My home email
You can download my standard resume in Microsoft Word format
here. The following content
expands on the basic resume theme by providing more details.
I am a computer professional with many years of embedded software engineering experience most of which is in wireless communications of one sort or another. I specialize in solving problems related to embedded systems - not just hacking out code.
I am now working for PolarSat which manufactures satellite communication equipment. I feel lucky to find work in my field: there is little modem related design work being done in North America. Satellite communication is a different animal than land based wireless, being high speed, high bandwidth and of course suffers a huge propagation delay on an expensive leased channel. I will post more details after a few more months experience with them and get past the transitional learning curve.
I have led quite a few projects. I used to wing it and was good at it, now we have the project managers book of knowledge (PMBOK) which formalizes the process - but good data is still required to make good decisions. Software engineering is different from other sciences as there are few basic physical laws governing the software domain. Trade-offs are still quality, time and cost. That said, I have always had a good intuitive feel for projects. I am able to move into a new fields with little difficulty as I have a broad background in technology to start with. You can't pull the wool over my eyes - I know hype when I hear it.
A significant part of my career has been in the proprietary wireless world at Dataradio. I started with simple modem control software and progressed to designing RF MAC's and other algorithms related to the bottom 2 or 3 layers of the RF OSI stack. Others (with PHD's in math) did the channel coding in dedicated DSP's. These products always ran on proprietary hardware. There is an awful lot of technology in the wireless world. While we were doing this wireless hardware technology rushed to the forefront and went ballistic for speed at the cost of range. Thus cellular, 3G+ data and 802.11 and 16 technology drove the hardware to very low cost but very short life cycles. Dataradio's compromises were for range and reliability first then speed as most sales were into the SCADA market which has a long industrial life.
Project and team management (SW and HW)
Planning & designing embedded systems (most recently proprietary wireless)
Real time driver design and coding for performance
Debugging s/w and h/w issues
Wireless MAC's and mesh routing design and implementation (now unfortunately becoming exclusively VHDL in custom chips costing $10)
Pre Sales and Post Sales technical support for tech products
Customer advocacy (and the out of box experience)
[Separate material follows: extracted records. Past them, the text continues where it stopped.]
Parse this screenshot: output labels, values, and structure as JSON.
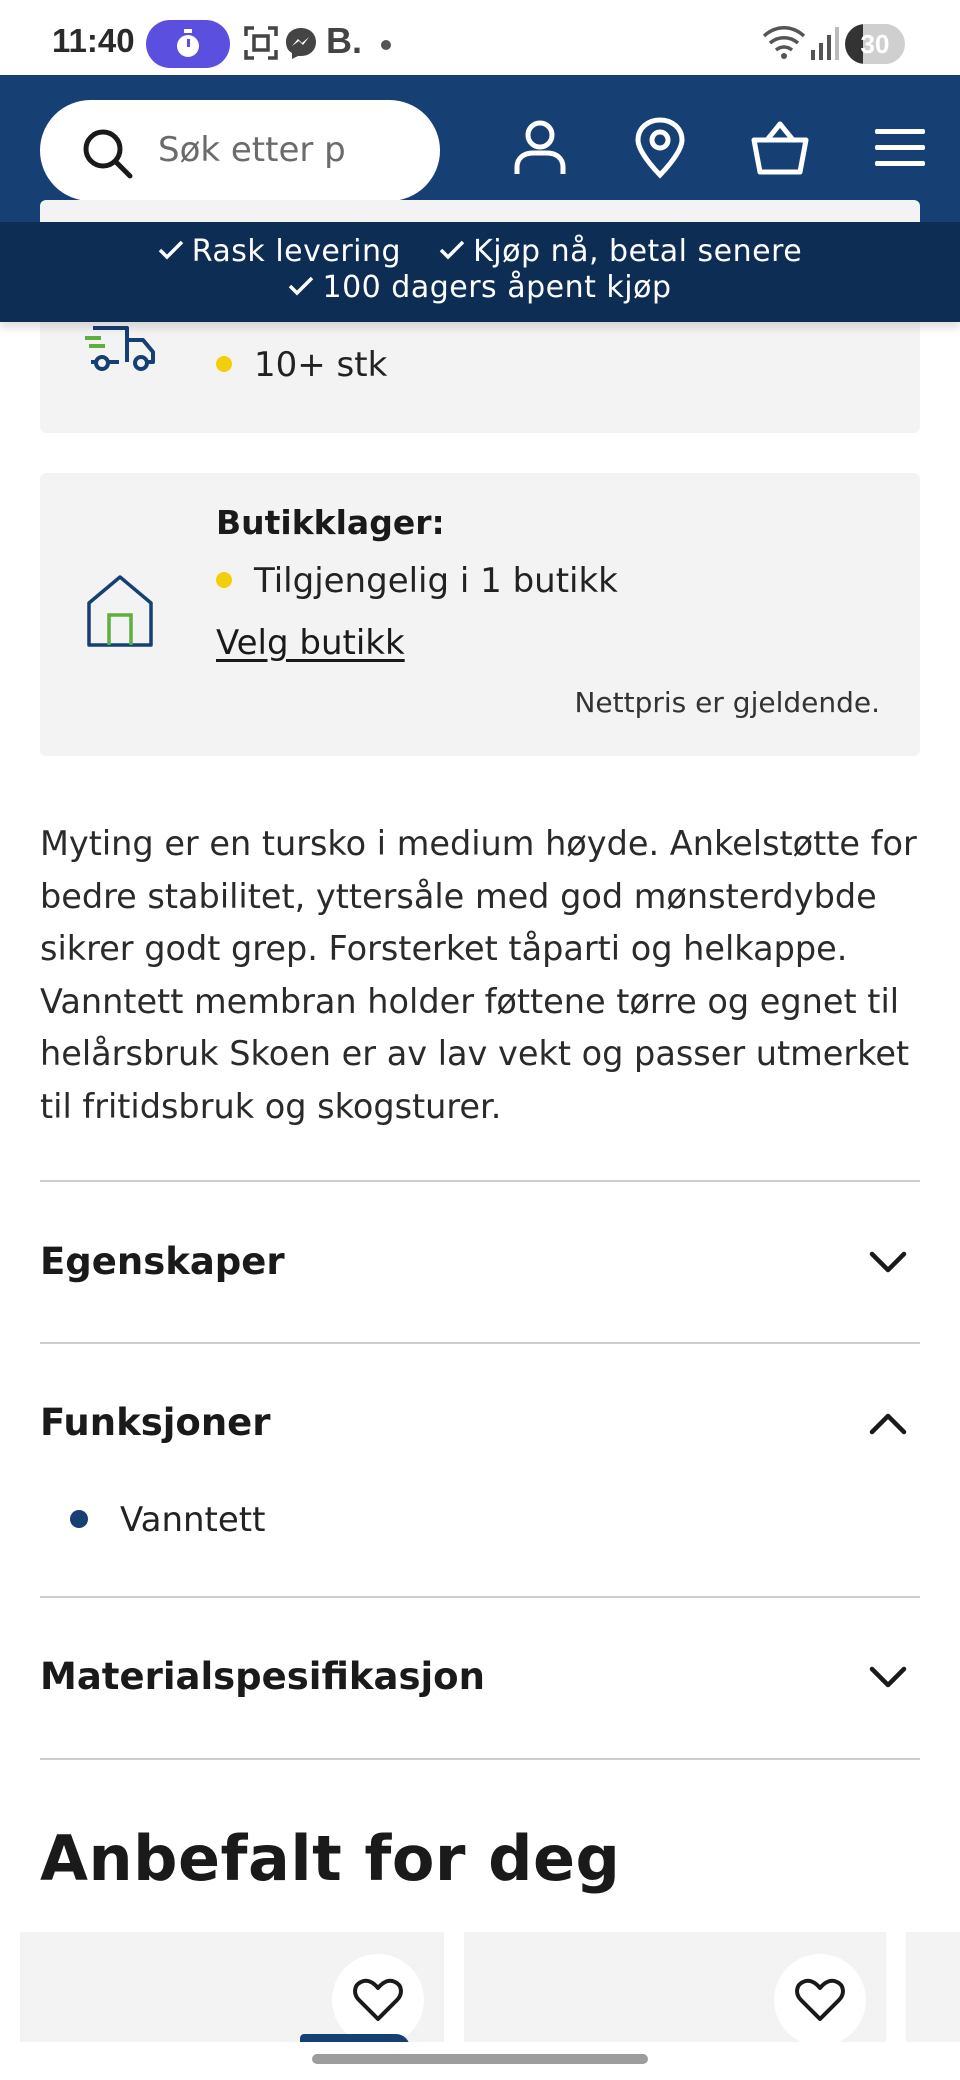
{
  "status_bar": {
    "time": "11:40",
    "notification_letter": "B.",
    "battery_level": "30",
    "battery_fraction": 0.3
  },
  "header": {
    "search_placeholder": "Søk etter p",
    "icons": [
      "search-icon",
      "account-icon",
      "location-pin-icon",
      "basket-icon",
      "menu-icon"
    ]
  },
  "usp": {
    "item1": "Rask levering",
    "item2": "Kjøp nå, betal senere",
    "item3": "100 dagers åpent kjøp"
  },
  "online_stock": {
    "quantity": "10+ stk"
  },
  "store_stock": {
    "title": "Butikklager:",
    "availability": "Tilgjengelig i 1 butikk",
    "choose_store": "Velg butikk",
    "price_note": "Nettpris er gjeldende."
  },
  "description": "Myting er en tursko i medium høyde. Ankelstøtte for bedre stabilitet, yttersåle med god mønsterdybde sikrer godt grep. Forsterket tåparti og helkappe. Vanntett membran holder føttene tørre og egnet til helårsbruk Skoen er av lav vekt og passer utmerket til fritidsbruk og skogsturer.",
  "accordion": {
    "properties": {
      "title": "Egenskaper",
      "expanded": false
    },
    "functions": {
      "title": "Funksjoner",
      "expanded": true,
      "items": [
        "Vanntett"
      ]
    },
    "materials": {
      "title": "Materialspesifikasjon",
      "expanded": false
    }
  },
  "recommendations": {
    "title": "Anbefalt for deg"
  },
  "colors": {
    "brand_blue": "#163f73",
    "usp_navy": "#0d2d55",
    "stock_yellow": "#f2cf0a",
    "card_grey": "#f3f3f3"
  }
}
Homologations - of all types
After taking a well deserved year+ off to recharge, I did some basic web design, (SSI, Python scripts, forms, SEO). Wrote a custom scanner to PDF application and a basic site log processor (in Python). I wrote a small Linux kernel driver - to realize thats its not rocket science - just different than Precise's MQX (last count I saw there were about over 100 different O/S for embedded systems). Also doing some editorial writing on avionics and aviation topics.
CalAmp is a public stock company providing wireless communication solutions that enable anytime/anywhere access to mission-critical data. CalAmp acquired Dataradio in 2006. CalAmp suffered like many public companies during the financial crash of 2008.
Inheriting this product from CalAmp when Dataradio was sold to them, I was given responsibility for the international cellular carrier certification and approvals of the 3G+ Cellular / WiFi based data modem (Vanguard). Starting from scratch I was able to get things organized and managed the application process for RF and environmental certification, FCC part 15 b, c and PTCRB (GSM).
I submitted the requests for approvals to Verizon (ODI), AT&T, Rogers Wireless and Bell Mobility and designed and executed 3G field mobility tests. Each carrier has surprisingly different requirements but GSM carriers all require recertification by the PTCRB. Verizon (CDMA) ODI has about 1800 tests that need to be reviewed before submission.
This is the Vanguard 3G Cellular modem with diversity RF capabilities. "Where ever there is cell coverage you can have mobile data capabilities." Old hat now I guess but they work really well - even in fringe areas down to -100 dBm. Throughput (HSPA) drops only by about half moving at 100kph (60 MPH). Support hardware is based on Linux and an Arm 9 processor. Its a "me too" product - almost anyone can make them as the key is the cell module and getting to market fast. The next step, 4G, should provide high resolution video download capabilities at increasingly affordable rates. Can you say - iPAD?
The heart of the Vanguard cellular modem is a Sierra Wireless OEM module. (There are only about six OEMs of cell data cards in the world). It is a full voice cell phone with megabit data and USB interface capabilities using Qualcomm hardware and their O/S. The full test suite that Sierra ran needs to be run again because the cell network access and back-off mechanism is coded outside the OEM module. There can also be RF de-sense issues from the CPU and WiFi subsystem. The product test versions have to be carefully managed.
Achievements: Individual carrier applications reviewed and submitted quickly resulting in approvals from Bell, Rogers and AT&T and an official investor press release from CalAmp (09-04-02).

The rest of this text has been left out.